Wakil Sekretaris PWNU Jawa Barat, Adlan Daie

Skenario Koalisi dan Pasangannya

Loading

Oleh. : Adlan Daie

Wakil Sekretaris PWNU Jawa Barat

INDRAMAYU (IndependensI.com) –Kemungkinan koalisi Partai Golkar dan PDIP dalam kontestasi Pilkada Indramayu tahun 2020 sebagaimana dilansir sejumlah media online dengan varian komentar turunannya mengingatkan penulis pada sosok Benedict Anderson, pakar politik Corneel University, penulis buku “Imagined Communities“(1983), sebuah buku restrospektif membayangkan skenario lahirnya bangsa Indonesia.

Power pointnya bayangan koalisi Partai Golkar dan PDIP diatas adalah kemungkinan yang dibayangkan terjadi karena politik secara umum mengikuti definisi Otto Van Bismock, politisi Jerman bersatu abad ke -20 “The act of the posibble, the act of the next best” , seni mengelola kemungkinan untuk masa depan lebih baik.

Info terakhir kompromi Airlangga Hartarto- Bambang Soesatyo, dua elite DPP Partai Golkar yang berseteru di Munas Partai Golkar baru-baru ini, telah sepakat memajukan Daniel Muttaqien Syafiudin (DMS) sebagai bakal calon bupati dari partai Golkar dengan skenario koalisi bersama PDIP yang mensyaratkan kader PDIP dalam proporsi posisi bakal calon wakil bupati.

Problem inilah yang dihadapi Partai Golkar di mana H. Yance, tokoh Partai Golkar paling berpengaruh di Indramayu membatasi koalisi dari sisi koalisi partai.

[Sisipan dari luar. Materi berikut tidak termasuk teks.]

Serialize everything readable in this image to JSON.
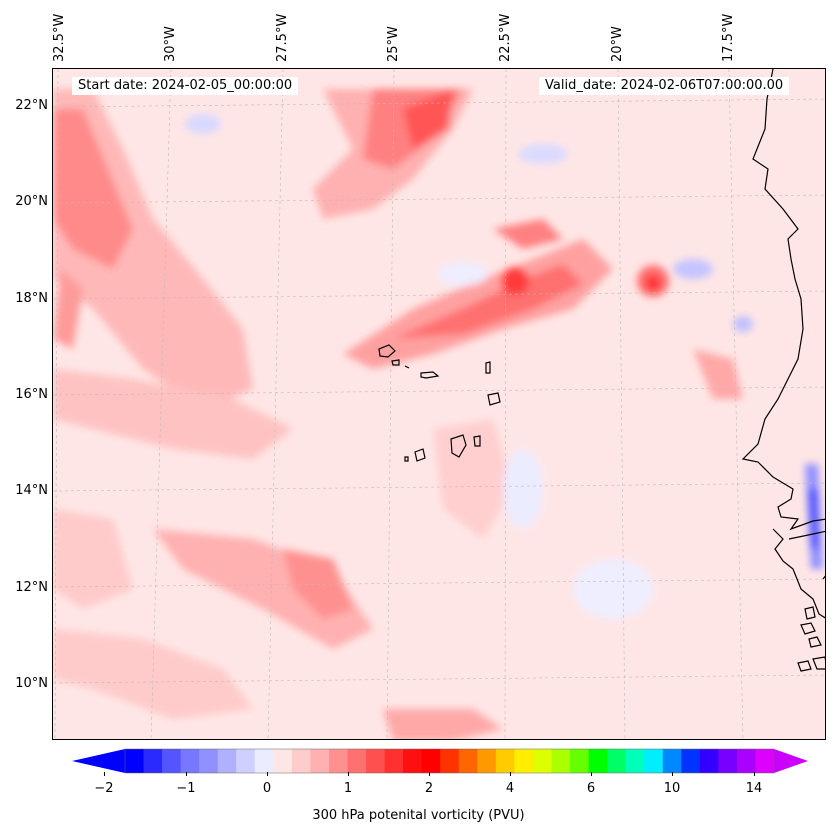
{
  "map": {
    "start_date": "Start date: 2024-02-05_00:00:00",
    "valid_date": "Valid_date: 2024-02-06T07:00:00.00",
    "lon_labels": [
      "32.5°W",
      "30°W",
      "27.5°W",
      "25°W",
      "22.5°W",
      "20°W",
      "17.5°W"
    ],
    "lat_labels": [
      "22°N",
      "20°N",
      "18°N",
      "16°N",
      "14°N",
      "12°N",
      "10°N"
    ],
    "colors": {
      "ocean_bg": "#ffe6e6",
      "coast": "#000000",
      "grid": "#bbbbbb"
    }
  },
  "colorbar": {
    "label": "300 hPa potenital vorticity (PVU)",
    "tick_labels": [
      "−2",
      "−1",
      "0",
      "1",
      "2",
      "4",
      "6",
      "10",
      "14"
    ],
    "colors": [
      "#0000ff",
      "#2a2aff",
      "#5555ff",
      "#7777ff",
      "#9090ff",
      "#b0b0ff",
      "#d0d0ff",
      "#ececff",
      "#ffe6e6",
      "#ffcccc",
      "#ffb0b0",
      "#ff9090",
      "#ff7070",
      "#ff5050",
      "#ff3030",
      "#ff1010",
      "#ff0000",
      "#ff3300",
      "#ff6600",
      "#ff9900",
      "#ffcc00",
      "#ffee00",
      "#ddff00",
      "#aaff00",
      "#66ff00",
      "#00ff00",
      "#00ff66",
      "#00ffbb",
      "#00eeff",
      "#0088ff",
      "#0033ff",
      "#3300ff",
      "#7700ff",
      "#aa00ff",
      "#dd00ff"
    ]
  }
}
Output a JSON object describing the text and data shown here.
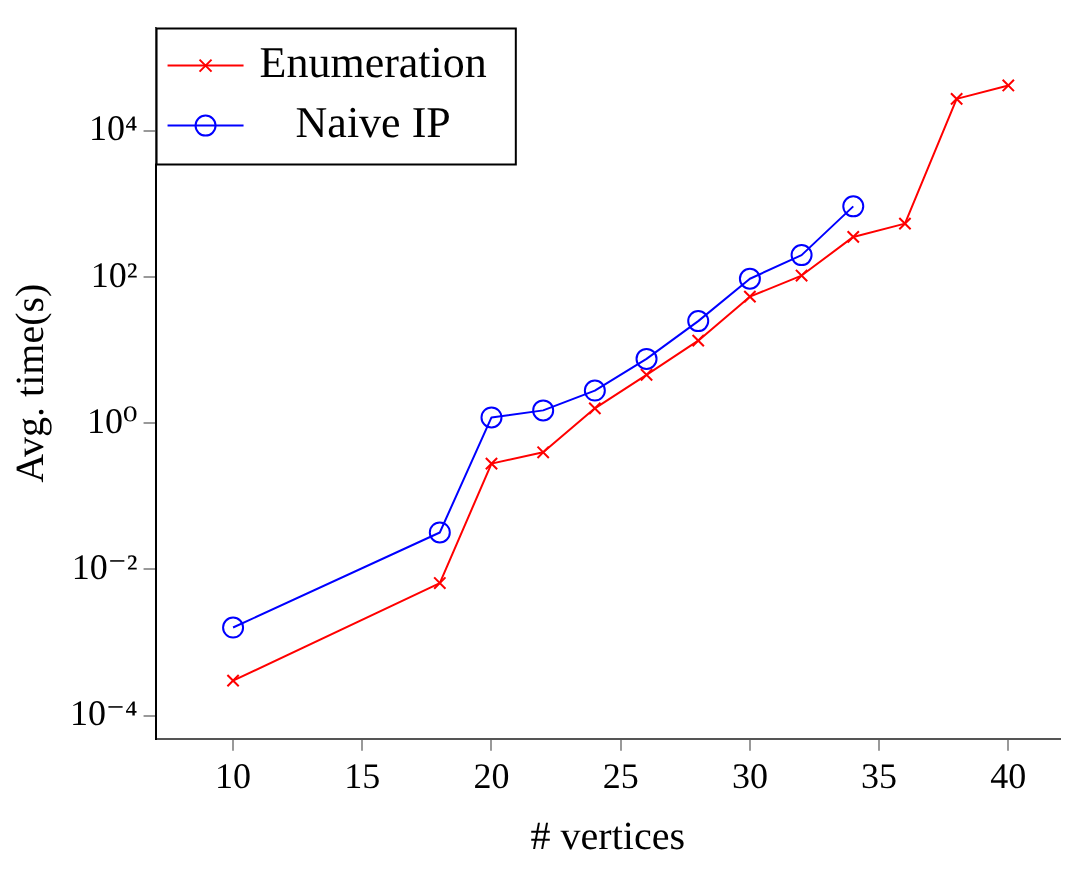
{
  "chart_data": {
    "type": "line",
    "xlabel": "# vertices",
    "ylabel": "Avg. time(s)",
    "log": "y",
    "grid": false,
    "legend": "top left",
    "xlim": [
      7,
      42
    ],
    "xticks": [
      10,
      15,
      20,
      25,
      30,
      35,
      40
    ],
    "ylim": [
      4.8e-05,
      260000
    ],
    "yticks": [
      {
        "value": 0.0001,
        "label": "10⁻⁴"
      },
      {
        "value": 0.01,
        "label": "10⁻²"
      },
      {
        "value": 1,
        "label": "10⁰"
      },
      {
        "value": 100,
        "label": "10²"
      },
      {
        "value": 10000,
        "label": "10⁴"
      }
    ],
    "series": [
      {
        "name": "Enumeration",
        "color": "#ff0000",
        "marker": "cross",
        "x": [
          10,
          18,
          20,
          22,
          24,
          26,
          28,
          30,
          32,
          34,
          36,
          38,
          40
        ],
        "values": [
          0.0003,
          0.0065,
          0.28,
          0.4,
          1.6,
          4.6,
          13.5,
          54,
          105,
          355,
          540,
          27500,
          42000
        ]
      },
      {
        "name": "Naive IP",
        "color": "#0000ff",
        "marker": "circle",
        "x": [
          10,
          18,
          20,
          22,
          24,
          26,
          28,
          30,
          32,
          34
        ],
        "values": [
          0.0016,
          0.032,
          1.2,
          1.5,
          2.8,
          7.6,
          25,
          95,
          200,
          930
        ]
      }
    ]
  }
}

Di sisi paket calon tetap dalam desain tunggal politiknya. Problem yang relatif mirip tahun 2015 saat DPP Partai Golkar memaksakan paket calon lain ditolak dengan mengambil sekoci politik koalisi Gerindra, Demokrat dan PKS untuk tetap mengusung paket pasangan Hj.Ana-Supendi (ANDI) yang didesain sepenuhnya oleh H. Yance.

Jika skenario di atas gagal mencapai titik kompromistis, kemungkinan skenario politik dalam bayangan imajinasi politik penulis :

Pertama, partai Golkar akan merekrut calon dari luar kader partai Golkar Indramayu, tentu dengan preferensi tingkat elektabilitas calon berbasis survey lembaga independen dan diterima dalam format koalisi dengan PDIP. Di sini H. Juhadi Muhamad, H.Rasta Wiguna, Toto Sucartono memiliki kemungkinan peluang yang sama untuk diusung Partai Golkar dengan deal dan konsesi tambal sulam politik lazimnya adat istiadat politik pragmatis.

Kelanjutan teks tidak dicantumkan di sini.